By focusing attention on the bargain that is being struck, CBAs have the ability to protect taxpayers by ensuring that there is an equal exchange. There are of course notions of “who benefits?,” and “how does the community as a whole value?,” that I discuss in the paper. Typically, CBAs are negotiated in poor areas where there is a clear need for housing, or jobs, or school construction, and the CBA process can deliver these benefits to taxpayers.

Avoid Government Involvement

With opaque government processes, CBA campaigns are becoming the norm for how large projects get built in many parts of the country, especially urban areas on the coasts, and in the rust belt – though also in rural and suburban areas. Once the government is involved, parties are limited in what they can negotiate given the Supreme Court decisions in cases like Nollan and Dolan, which require government have a nexus and proportionality to the conditions government requires of developers for public approvals. For instance, a CBA might include a term that is unrelated to a given development, but the community wants it (say, for instance, a school unconnected to the development of a sports arena) and the developer is happy to provide it because it might be cheaper than a more expansive alternative (like a public park or amenities within the arena).

CBAs avoid government involvement and therefore the range of options that can be negotiated is not limited.

What are potential effects of CBAs in both urban and rural areas? How, if at all, does it differ?

TD: CBAs have the potential to positively impact both urban and rural areas. I give examples of both urban and rural community benefits efforts – though not all of the examples are true community benefits agreements. Maine, for instance, has a state law that requires that developers of wind farms pay a per turbine fee to county governments as part of a so-called “community benefit agreement”. The county executives can then spend the funds how they see fit. I argue that since the agreement is with government and not directly with community groups it is not a CBA; however, the statute demonstrates efforts to offset the negative costs of undesirable development with creative solutions.

I do not take the position that CBAs are the best long term strategy for solving contentious land use decisions. I think that local legislation that requires all developers to provide a certain percentage of affordable housing when building residential units, for instance, is a better long term strategy than one off CBAs. However, since legislation often is lacking on key economic areas like housing and jobs, I think we will continue to see CBA campaigns around large development projects, including mixed use development, big box stores, and arenas.

Detroit voters will consider two CBA ordinances on the November ballot. The government requiring developers to negotiate CBAs has challenges because of the fourth factor I discussed above. Yet, the Detroit ordinance is an example of citizens demanding a voice in economic development approvals. It is possible we will continue to see other legislative campaigns going forward in addition to those already on the books.

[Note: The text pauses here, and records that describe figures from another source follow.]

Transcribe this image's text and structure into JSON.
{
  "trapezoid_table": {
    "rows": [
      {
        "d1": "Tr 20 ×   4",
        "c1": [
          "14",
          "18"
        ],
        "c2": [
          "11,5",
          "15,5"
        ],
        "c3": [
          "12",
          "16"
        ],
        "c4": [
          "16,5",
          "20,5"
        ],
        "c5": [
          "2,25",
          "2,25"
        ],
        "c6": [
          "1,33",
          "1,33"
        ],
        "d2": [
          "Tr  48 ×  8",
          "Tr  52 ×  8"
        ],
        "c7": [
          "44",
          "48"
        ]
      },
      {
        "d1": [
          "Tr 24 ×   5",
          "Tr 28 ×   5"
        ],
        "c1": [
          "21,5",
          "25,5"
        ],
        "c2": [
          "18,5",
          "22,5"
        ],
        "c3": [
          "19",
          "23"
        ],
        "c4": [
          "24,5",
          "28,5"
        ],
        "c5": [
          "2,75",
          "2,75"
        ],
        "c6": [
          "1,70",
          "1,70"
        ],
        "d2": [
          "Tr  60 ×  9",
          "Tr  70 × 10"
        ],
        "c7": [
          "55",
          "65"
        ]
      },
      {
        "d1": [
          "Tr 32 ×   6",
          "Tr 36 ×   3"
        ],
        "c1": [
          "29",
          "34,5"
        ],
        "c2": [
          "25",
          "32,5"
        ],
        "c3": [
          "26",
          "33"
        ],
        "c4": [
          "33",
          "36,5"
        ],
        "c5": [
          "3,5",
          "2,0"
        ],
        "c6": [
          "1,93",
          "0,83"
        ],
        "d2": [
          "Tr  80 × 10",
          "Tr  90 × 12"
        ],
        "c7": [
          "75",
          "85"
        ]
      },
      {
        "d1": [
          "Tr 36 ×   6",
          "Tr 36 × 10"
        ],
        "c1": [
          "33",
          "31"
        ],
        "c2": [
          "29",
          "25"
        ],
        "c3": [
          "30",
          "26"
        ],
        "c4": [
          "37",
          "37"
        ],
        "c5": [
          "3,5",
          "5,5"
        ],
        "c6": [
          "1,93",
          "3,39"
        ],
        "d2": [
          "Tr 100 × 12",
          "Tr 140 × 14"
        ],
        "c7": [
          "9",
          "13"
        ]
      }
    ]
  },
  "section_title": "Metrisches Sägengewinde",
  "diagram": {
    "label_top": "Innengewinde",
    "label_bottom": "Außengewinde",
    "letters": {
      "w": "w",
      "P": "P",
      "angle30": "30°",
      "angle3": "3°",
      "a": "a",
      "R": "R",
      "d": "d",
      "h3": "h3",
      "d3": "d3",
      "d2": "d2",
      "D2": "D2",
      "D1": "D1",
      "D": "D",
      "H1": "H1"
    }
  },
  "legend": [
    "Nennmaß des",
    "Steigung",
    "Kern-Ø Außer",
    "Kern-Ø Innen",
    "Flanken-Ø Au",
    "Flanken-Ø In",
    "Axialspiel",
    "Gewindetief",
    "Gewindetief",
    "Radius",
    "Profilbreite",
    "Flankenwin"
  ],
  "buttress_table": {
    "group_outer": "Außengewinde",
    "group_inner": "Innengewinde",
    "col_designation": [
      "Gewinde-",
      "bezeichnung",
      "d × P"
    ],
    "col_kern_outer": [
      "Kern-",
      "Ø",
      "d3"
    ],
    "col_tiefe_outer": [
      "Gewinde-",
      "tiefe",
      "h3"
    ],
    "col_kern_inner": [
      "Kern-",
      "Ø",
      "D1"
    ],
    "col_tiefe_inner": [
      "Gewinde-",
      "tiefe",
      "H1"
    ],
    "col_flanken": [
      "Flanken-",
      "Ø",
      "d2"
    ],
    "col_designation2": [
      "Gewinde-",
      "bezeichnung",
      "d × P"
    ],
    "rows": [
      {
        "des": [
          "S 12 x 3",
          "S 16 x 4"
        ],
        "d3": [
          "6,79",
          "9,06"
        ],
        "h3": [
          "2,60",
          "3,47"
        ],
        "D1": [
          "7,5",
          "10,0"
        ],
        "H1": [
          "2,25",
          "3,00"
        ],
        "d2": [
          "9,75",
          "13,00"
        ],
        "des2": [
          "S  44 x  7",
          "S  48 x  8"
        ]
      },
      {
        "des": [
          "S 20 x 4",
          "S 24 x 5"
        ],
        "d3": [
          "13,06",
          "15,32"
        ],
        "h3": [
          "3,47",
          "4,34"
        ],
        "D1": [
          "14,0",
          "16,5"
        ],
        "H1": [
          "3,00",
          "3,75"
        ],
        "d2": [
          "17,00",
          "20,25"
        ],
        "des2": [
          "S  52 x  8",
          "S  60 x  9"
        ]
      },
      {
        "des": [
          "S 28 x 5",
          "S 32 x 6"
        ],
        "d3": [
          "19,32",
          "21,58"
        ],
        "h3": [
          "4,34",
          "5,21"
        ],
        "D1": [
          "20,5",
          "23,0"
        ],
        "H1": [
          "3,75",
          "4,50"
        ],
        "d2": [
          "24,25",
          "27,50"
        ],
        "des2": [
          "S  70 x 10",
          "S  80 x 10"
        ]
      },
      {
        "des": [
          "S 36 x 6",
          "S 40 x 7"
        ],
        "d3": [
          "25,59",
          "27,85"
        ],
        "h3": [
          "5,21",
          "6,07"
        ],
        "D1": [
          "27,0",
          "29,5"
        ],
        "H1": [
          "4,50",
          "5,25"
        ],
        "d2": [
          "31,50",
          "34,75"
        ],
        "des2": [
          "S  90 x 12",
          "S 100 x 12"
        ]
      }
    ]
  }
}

How do CBAs settle disputes better than the alternatives?

TD: I hope to explore this theme more in future work. I am writing a piece right now about the development of transportation infrastructure and the role of community in the approval process. In this piece, I argue CBAs settle disputes better than alternatives like litigation because CBAs allow parties to negotiate and discuss issues before development occurs. Well informed parties can request information, study options, and agree on outcomes before ground breaking. This is a powerful tool that litigation often does not offer.

Patience Crowder has coined the term “impact transaction” to define certain types of transactional processes that provide lasting change, similar to victories won through impact litigation. CBAs are one example of a type of impact transaction. They help community members see beyond government processes that lack transparency, and take power for those that do not usually have it.